Suriye’deki durum ve Esed iddiaları
Eski Suriye Devlet Başkanı Beşar Esad’ın, rejimin düşüşü öncesinde Rusya tarafından terk edilmediğini vurgulayan Lavrov, “Kimseye ihanet etmedik” dedi.
Suriye’de yaşananların büyük oranda ülkenin iç işleri olduğunu belirterek, yeni yetkililerle istikrarlı ve olumlu ilişkilerin sürdüğünü ifade etti.
Suriye'deki Heyet Tahrir eş-Şam (HTŞ) örgütü lideri Colani'nin, Beşar Esad’ın son dönemlerinde muhalefetin Rusya ile koordinasyon içinde olduğu iddiasına ise Lavrov, “Sayın el-Şara bizimle hiçbir konuda koordinasyon sağlamadı, hiçbir yaklaşımı koordine etmedi” yanıtını verdi.
2015 yılında Şam’ın kuşatma altında olduğu ve muhalefetin saldırıları nedeniyle rejimin çökme tehlikesiyle karşı karşıya bulunduğu dönemde Rusya’nın Suriye hükümetine destek verdiğini aktaran Lavrov, ''o dönemde askeri varlık kurduklarını, iki hava ve deniz üssü açtıklarını, teröristlere karşı aktif operasyonlar yürüttüklerini'' söyledi.
Bu süreçte İran ve Türkiye gibi ülkelerle işbirliği yapıldığını ve sürecin nispeten olumlu ilerlediğini belirtti.

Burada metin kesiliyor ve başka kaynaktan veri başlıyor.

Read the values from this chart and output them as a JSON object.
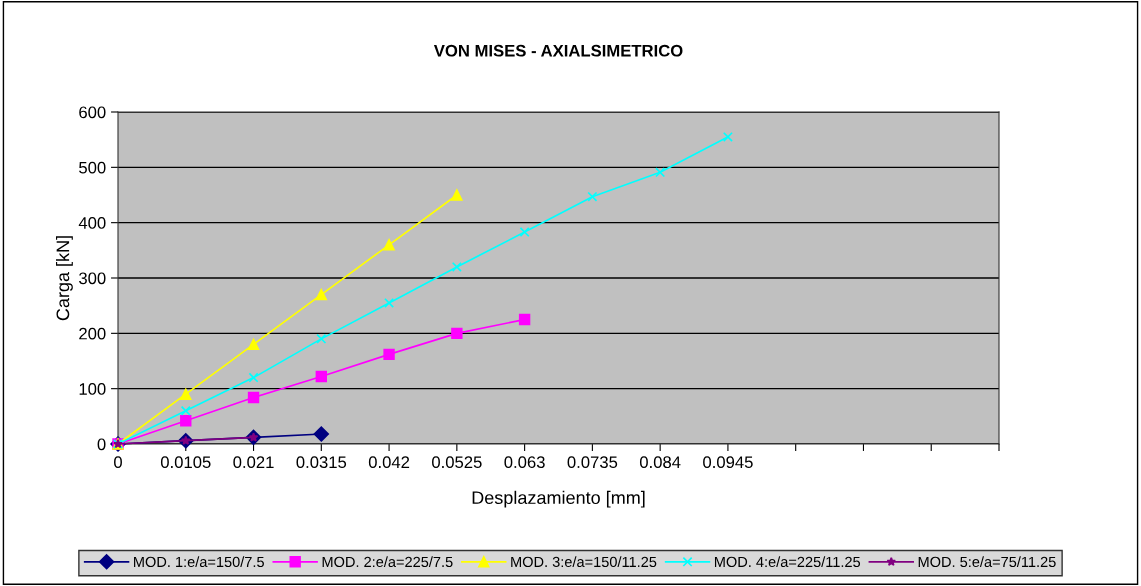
{
  "chart_data": {
    "type": "line",
    "title": "VON MISES - AXIALSIMETRICO",
    "xlabel": "Desplazamiento [mm]",
    "ylabel": "Carga [kN]",
    "categories": [
      "0",
      "0.0105",
      "0.021",
      "0.0315",
      "0.042",
      "0.0525",
      "0.063",
      "0.0735",
      "0.084",
      "0.0945",
      null,
      null,
      null,
      null
    ],
    "series": [
      {
        "name": "MOD. 1:e/a=150/7.5",
        "color": "#000080",
        "marker": "diamond",
        "values": [
          0,
          6,
          12,
          18,
          null,
          null,
          null,
          null,
          null,
          null,
          null,
          null,
          null,
          null
        ]
      },
      {
        "name": "MOD. 2:e/a=225/7.5",
        "color": "#ff00ff",
        "marker": "square",
        "values": [
          0,
          42,
          84,
          122,
          162,
          200,
          225,
          null,
          null,
          null,
          null,
          null,
          null,
          null
        ]
      },
      {
        "name": "MOD. 3:e/a=150/11.25",
        "color": "#ffff00",
        "marker": "triangle",
        "values": [
          0,
          90,
          180,
          270,
          360,
          450,
          null,
          null,
          null,
          null,
          null,
          null,
          null,
          null
        ]
      },
      {
        "name": "MOD. 4:e/a=225/11.25",
        "color": "#00ffff",
        "marker": "cross",
        "values": [
          0,
          60,
          120,
          190,
          255,
          320,
          383,
          447,
          491,
          555,
          null,
          null,
          null,
          null
        ]
      },
      {
        "name": "MOD. 5:e/a=75/11.25",
        "color": "#800080",
        "marker": "star",
        "values": [
          0,
          6,
          12,
          null,
          null,
          null,
          null,
          null,
          null,
          null,
          null,
          null,
          null,
          null
        ]
      }
    ],
    "ylim": [
      0,
      600
    ],
    "yticks": [
      0,
      100,
      200,
      300,
      400,
      500,
      600
    ],
    "grid": "y",
    "legend": "bottom"
  }
}
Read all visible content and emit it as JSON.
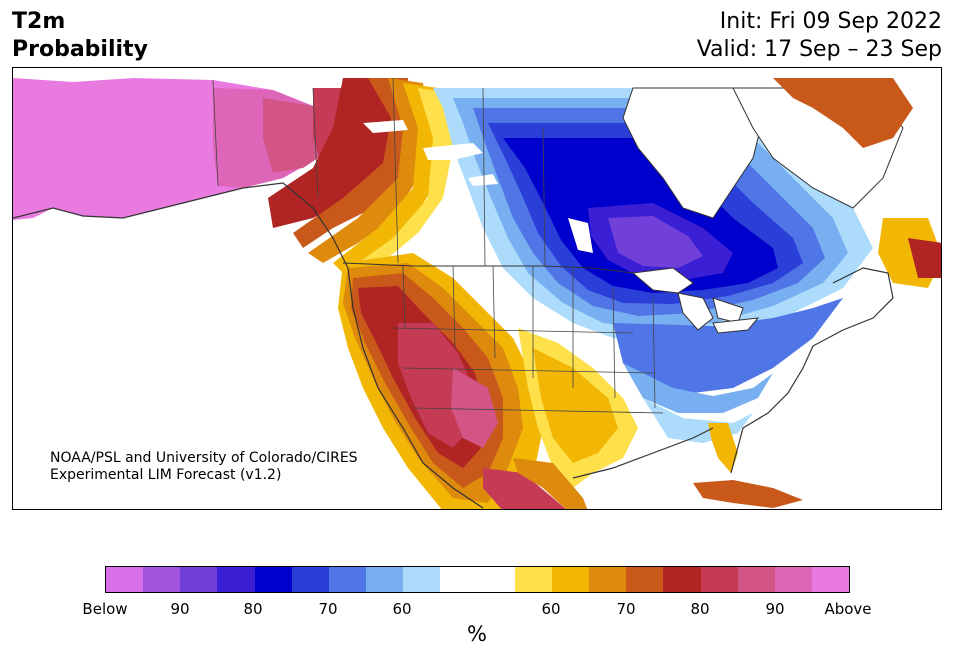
{
  "header": {
    "variable": "T2m",
    "product": "Probability",
    "init": "Init: Fri 09 Sep 2022",
    "valid": "Valid: 17 Sep – 23 Sep"
  },
  "credit": {
    "line1": "NOAA/PSL and University of Colorado/CIRES",
    "line2": "Experimental LIM Forecast (v1.2)"
  },
  "colorbar": {
    "unit": "%",
    "colors": [
      "#d970e8",
      "#a256e0",
      "#7040d8",
      "#3a1fd4",
      "#0000cc",
      "#2a3fd8",
      "#5075e6",
      "#78aff0",
      "#acdbfb",
      "#ffffff",
      "#ffffff",
      "#fde04a",
      "#f2b705",
      "#de8a0c",
      "#c9591a",
      "#b02424",
      "#c53a54",
      "#d35585",
      "#de66b8",
      "#e87ae0"
    ],
    "labels": [
      "Below",
      "90",
      "80",
      "70",
      "60",
      "60",
      "70",
      "80",
      "90",
      "Above"
    ]
  },
  "legend_meaning": {
    "below_colors": "purple-blue = probability of below-normal temperature",
    "above_colors": "yellow-red-pink = probability of above-normal temperature"
  }
}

Soçi konferansına (2018) atıfta bulunan Lavrov, İran ve Türkiye ile varılan anlaşmaların tam anlamıyla uygulanmadığını, uzlaşma ve ulusal diyalog çağrılarına rağmen birçok fırsatın kaçırıldığını dile getirdi. Ancak, bu konuda tarihsel sonuçları değerlendirmek istemediğini ekledi.
Son olarak, bir yıl önce Suriye’de Rus muharip birliklerinin bulunmadığını, sadece bir hava ve deniz üssü olduğunu söyledi.
Muhalefetin toprakları hızlıca ele geçirmesinin beklenmedik olduğunu ve direnişin neredeyse yok denecek kadar az olduğunu ifade etti. Şu anda ise yeni yetkililerle temas halinde olduklarını belirtti.